A new study has found that increased levels of uric acid in the blood may be an early sign of diabetic kidney disease in patients with type 1 diabetes.
The change in uric acid levels usually appears before any significant change in urine albumin level, which is the standard screening test employed fro detecting diabetic kidney disease.The results of this study, led by Dr. Elizabeth T. Rosolowsky of Joslin Diabetes Center, Boston, raise the possibility that treatments to reduce uric acid might slow the decline of renal function in patients with diabetes.
"Thus we have the hope of having a means to thwart the loss of kidney function while function is still in a relatively preserved stage," said Rosolowsky.

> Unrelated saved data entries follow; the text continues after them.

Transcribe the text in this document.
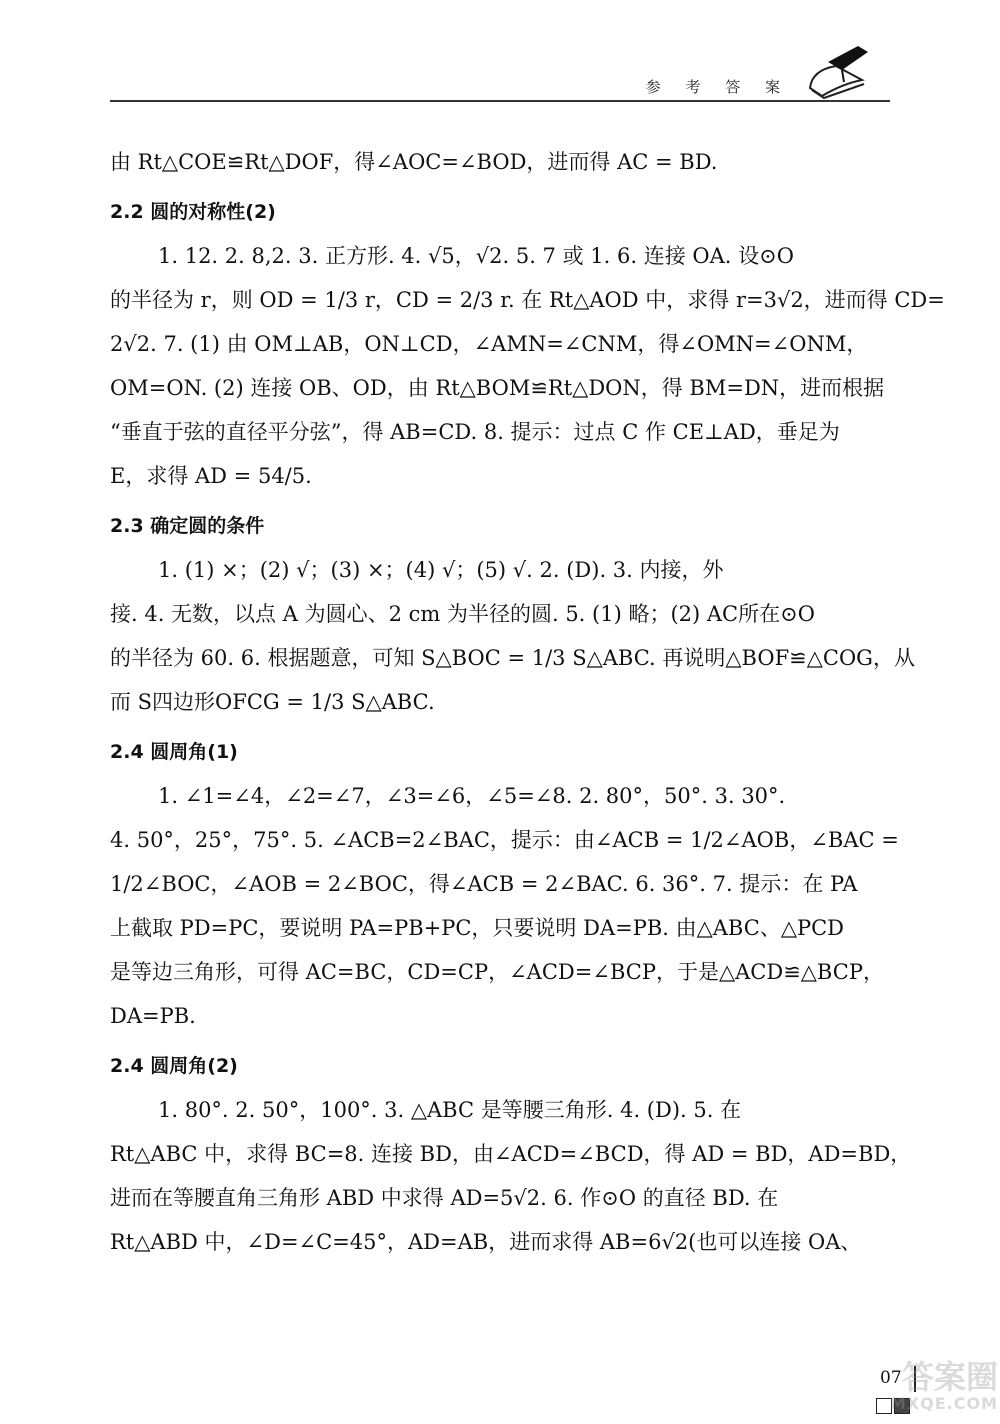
参 考 答 案
由 Rt△COE≌Rt△DOF，得∠AOC=∠BOD，进而得 AC = BD.
2.2 圆的对称性(2)
1. 12. 2. 8,2. 3. 正方形. 4. √5，√2. 5. 7 或 1. 6. 连接 OA. 设⊙O
的半径为 r，则 OD = 1/3 r，CD = 2/3 r. 在 Rt△AOD 中，求得 r=3√2，进而得 CD=
2√2. 7. (1) 由 OM⊥AB，ON⊥CD，∠AMN=∠CNM，得∠OMN=∠ONM，
OM=ON. (2) 连接 OB、OD，由 Rt△BOM≌Rt△DON，得 BM=DN，进而根据
“垂直于弦的直径平分弦”，得 AB=CD. 8. 提示：过点 C 作 CE⊥AD，垂足为
E，求得 AD = 54/5.
2.3 确定圆的条件
1. (1) ×；(2) √；(3) ×；(4) √；(5) √. 2. (D). 3. 内接，外
接. 4. 无数，以点 A 为圆心、2 cm 为半径的圆. 5. (1) 略；(2) AC所在⊙O
的半径为 60. 6. 根据题意，可知 S△BOC = 1/3 S△ABC. 再说明△BOF≌△COG，从
而 S四边形OFCG = 1/3 S△ABC.
2.4 圆周角(1)
1. ∠1=∠4，∠2=∠7，∠3=∠6，∠5=∠8. 2. 80°，50°. 3. 30°.
4. 50°，25°，75°. 5. ∠ACB=2∠BAC，提示：由∠ACB = 1/2∠AOB，∠BAC =
1/2∠BOC，∠AOB = 2∠BOC，得∠ACB = 2∠BAC. 6. 36°. 7. 提示：在 PA
上截取 PD=PC，要说明 PA=PB+PC，只要说明 DA=PB. 由△ABC、△PCD
是等边三角形，可得 AC=BC，CD=CP，∠ACD=∠BCP，于是△ACD≌△BCP，
DA=PB.
2.4 圆周角(2)
1. 80°. 2. 50°，100°. 3. △ABC 是等腰三角形. 4. (D). 5. 在
Rt△ABC 中，求得 BC=8. 连接 BD，由∠ACD=∠BCD，得 AD = BD，AD=BD，
进而在等腰直角三角形 ABD 中求得 AD=5√2. 6. 作⊙O 的直径 BD. 在
Rt△ABD 中，∠D=∠C=45°，AD=AB，进而求得 AB=6√2(也可以连接 OA、
07 答案圈
MXQE.COM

For the study, serum uric acid concentration was measured in 675 patients with type 1 diabetes. On screening tests, 311 patients had small amounts of the protein albumin in the urine. This is known as microalbuminuria and it is generally regarded as a harbinger of kidney function loss in diabetic kidney disease (nephropathy). The other 364 patients were found to have normal urine albumin levels.
However, none of the patients had higher levels of albumin (albuminuria) representing more advanced diabetic nephropathy. Yet, 1 in 5 had some impairment of kidney function on a standard test, the glomerular filtration rate.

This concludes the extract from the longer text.